Postgres High Availability (Talk Notes, PGConf 2014)

I saw a talk by some operations engineers who work for ARIN at PGConf 2014.

They presented their architecture for high availability, which uses CMAN, Corosync, and Pacemaker, which handle message queueing, a quorum system and Postgres communication, respectively (Corosync is functioning similar to Zookeeper, as I understand it).

Their architecture was interesting for a couple reasons, it uses a three node system (master, synchronous slave and asynchronous slave), and it uses the network switch to cut off bad nodes. Nodes are tasked with monitoring other nodes, and when one node can’t communicate with another, it sends a message to others to request they check as well. A different node would be responsible to agree that some node is down, in which case, it notifies the switch that it needs to “fence” the bad node (i.e. cut off all network traffic).

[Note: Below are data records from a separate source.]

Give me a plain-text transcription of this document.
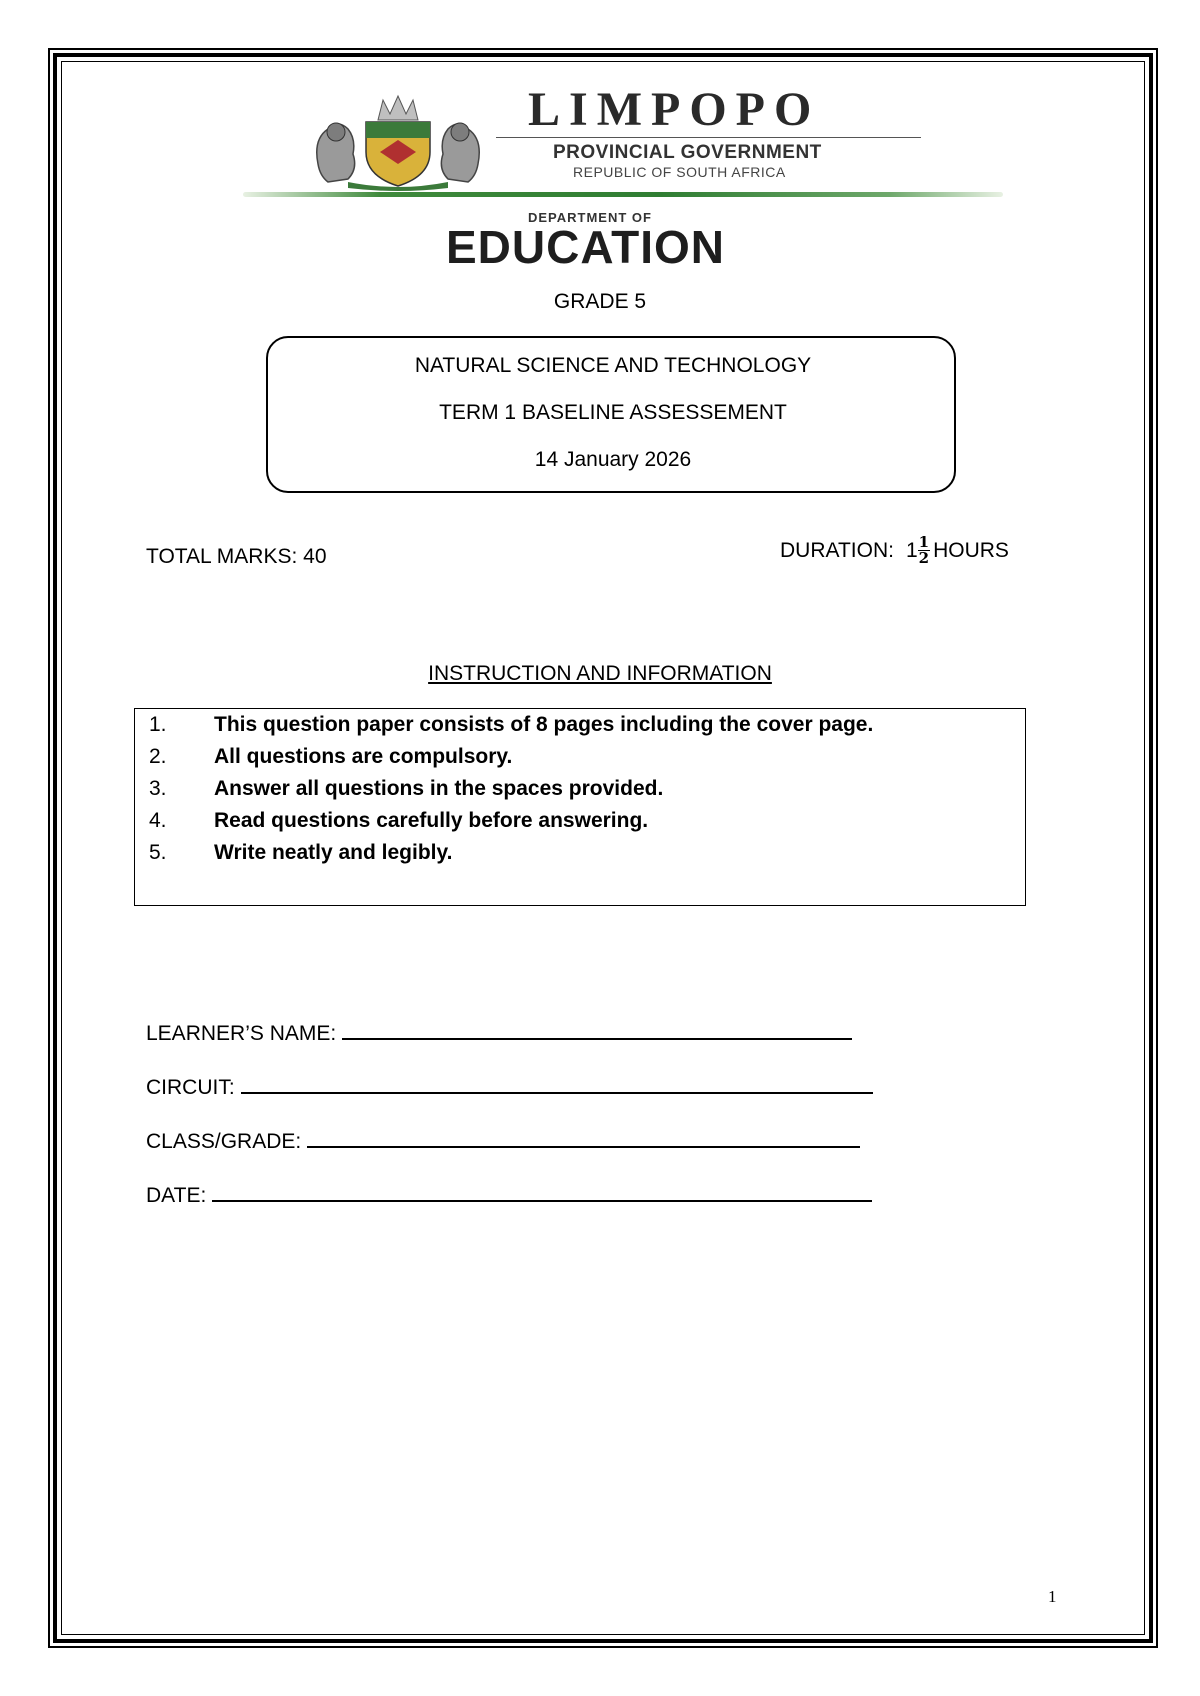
LIMPOPO
PROVINCIAL GOVERNMENT
REPUBLIC OF SOUTH AFRICA
DEPARTMENT OF
EDUCATION
GRADE 5
NATURAL SCIENCE AND TECHNOLOGY
TERM 1 BASELINE ASSESSEMENT
14 January 2026
TOTAL MARKS: 40	DURATION: $1 \frac{1}{2}$ HOURS
INSTRUCTION AND INFORMATION
1.	This question paper consists of 8 pages including the cover page.
2.	All questions are compulsory.
3.	Answer all questions in the spaces provided.
4.	Read questions carefully before answering.
5.	Write neatly and legibly.
LEARNER’S NAME:
CIRCUIT:
CLASS/GRADE:
DATE:
1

In a failure scenario, the synchronous node can immediately become master, and the async must catch up and become synchronous – once the bad node is fixed, it re-enters the pool as asynchronous, which allows it to catch up slowly. It’s worth noting that if there is no synchronous node after a failure, the async node will be forced to catch up before the system can start running again, which will trigger a pause for end users.

Other ways to implement this (without a switch) would include iptables. Interestingly, the ARIN team came up with a list of ~45 failure scenarios, which they apparently tested in about three weeks (clearly this can be a lot of effort). Also interesting, a member of the audience mentioned an alternate design using dark fiber to connect SCSI connections on hard drives in what sounded like a RAID, for replication, but I don’t think most of my readers are going to be doing that.